The OFC is located along the ventral aspect of the prefrontal cortex and is a primary node in executive function networks with strong connections to the medial prefrontal cortex, dorsal striatum, amygdala, and brainstem⁶. Integrating sensory information and reward-related stimuli for the purpose of evaluating choices is a particularly critical role of the OFC⁶. Accordingly, the OFC has been implicated in the pathophysiology of addictive behavior/AUD, including the regulation of urges, compulsions, and reward decision-making processes⁶. Addictive drugs initially target the mesolimbic system and evoke strong dopamine transients in the nucleus accumbens; however, in individuals where compulsion emerges, excitatory projections from the OFC to the dorsal striatum become potentiated⁷ and this affects both the direct and indirect pathways within the basal ganglia⁸. Based on these findings, depotentiation of excitatory afferents, or as in the case of a focal lesion, a loss of function would be beneficial for addictive behavior remission.

The intersection of TBI and AUD is complex and given that this is a case report, we were unable to control for other variables that could be relevant to our patient’s remission. This may include cognitive factors related to realization that alcohol consumption/intoxication may have contributed to the TBI, physical barriers such as injury preventing ability to acquire and consume alcohol post TBI or, social factors including financial constraints in accessing alcohol⁹. The latter two variables were not relevant in our case. Other factors, such as less social interaction or reduced exposure to triggers for alcohol use in the context of recovery from TBI, could have been potential contributors to remission.
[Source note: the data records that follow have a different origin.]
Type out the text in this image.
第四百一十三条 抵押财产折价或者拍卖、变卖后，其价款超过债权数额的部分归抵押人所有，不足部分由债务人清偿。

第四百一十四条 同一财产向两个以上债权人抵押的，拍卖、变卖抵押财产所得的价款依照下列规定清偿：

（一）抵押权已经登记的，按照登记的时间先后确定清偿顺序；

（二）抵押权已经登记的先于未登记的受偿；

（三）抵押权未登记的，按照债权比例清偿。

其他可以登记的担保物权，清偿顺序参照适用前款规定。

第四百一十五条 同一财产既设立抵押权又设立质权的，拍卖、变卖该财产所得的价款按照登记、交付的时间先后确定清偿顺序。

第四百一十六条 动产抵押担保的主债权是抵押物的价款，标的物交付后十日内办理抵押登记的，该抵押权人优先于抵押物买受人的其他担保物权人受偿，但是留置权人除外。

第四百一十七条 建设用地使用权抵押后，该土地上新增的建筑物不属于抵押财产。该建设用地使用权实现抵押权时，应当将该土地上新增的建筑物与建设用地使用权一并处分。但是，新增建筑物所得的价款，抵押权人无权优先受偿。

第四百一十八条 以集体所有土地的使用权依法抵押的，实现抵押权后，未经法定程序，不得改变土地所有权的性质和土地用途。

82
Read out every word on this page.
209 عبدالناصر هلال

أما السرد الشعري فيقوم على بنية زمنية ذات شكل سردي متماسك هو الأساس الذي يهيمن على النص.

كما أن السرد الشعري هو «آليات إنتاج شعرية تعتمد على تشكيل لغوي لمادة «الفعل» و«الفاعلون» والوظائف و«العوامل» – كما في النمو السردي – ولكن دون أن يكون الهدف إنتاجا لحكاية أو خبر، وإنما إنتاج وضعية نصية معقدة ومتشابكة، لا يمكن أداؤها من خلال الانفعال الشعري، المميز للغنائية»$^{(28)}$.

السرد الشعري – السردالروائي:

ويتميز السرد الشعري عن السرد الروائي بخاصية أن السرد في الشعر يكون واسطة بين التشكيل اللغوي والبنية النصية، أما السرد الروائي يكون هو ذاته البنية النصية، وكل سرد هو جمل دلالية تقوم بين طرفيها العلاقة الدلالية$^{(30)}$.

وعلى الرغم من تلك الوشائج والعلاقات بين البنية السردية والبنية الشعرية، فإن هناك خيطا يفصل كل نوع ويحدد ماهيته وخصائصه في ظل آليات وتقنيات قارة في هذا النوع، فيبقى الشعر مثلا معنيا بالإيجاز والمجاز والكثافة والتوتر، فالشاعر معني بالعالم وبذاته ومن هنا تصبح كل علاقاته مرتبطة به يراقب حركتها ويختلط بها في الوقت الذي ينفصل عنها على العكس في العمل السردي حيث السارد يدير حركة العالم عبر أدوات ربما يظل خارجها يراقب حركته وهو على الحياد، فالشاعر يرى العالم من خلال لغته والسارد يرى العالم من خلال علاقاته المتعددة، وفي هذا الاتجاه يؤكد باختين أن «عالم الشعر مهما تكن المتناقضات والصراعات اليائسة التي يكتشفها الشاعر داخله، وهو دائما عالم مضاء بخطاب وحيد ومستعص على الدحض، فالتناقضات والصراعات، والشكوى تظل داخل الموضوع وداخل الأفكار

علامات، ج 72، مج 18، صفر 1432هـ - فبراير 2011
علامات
Her persistent anosmia and ageusia post TBI could have also been a factor impacting her reduced alcohol consumption, but she did not directly cite this as playing a role¹⁰. The role of psychiatric symptoms, which often intersect with alcohol consumption, potentially influenced this patient’s alcohol use. It is possible that improvement in symptoms of depression and PTSD could have contributed to this patient’s remission. However, this is not known in our case. It is not uncommon that in the immediate period after a moderate-to-severe TBI, patients with a prior history of AUD reduce their alcohol intake; however, alcohol intake can then subsequently increase with time post TBI⁹. Another limitation is that potential post-TBI diffuse axonal injury (DAI) and microstructural changes may be present and not be directly observable with standard clinical neuroimaging. It is also important to consider that the OFC injury may have interacted with networks involved in affective dysregulation, and indirectly impacted alcohol use through reduced psychiatric symptom burden. Advanced neuroimaging in research settings suggests that DAI may disrupt large-scale connectivity networks including the default mode and salience networks¹¹ relevant to addictive behavior. Given the limitations in quantifying the presence/extent of DAI and/or diffuse functional network changes in clinical practice, we need to consider TBI as a mechanism generating an isolated focal lesion(s) cautiously.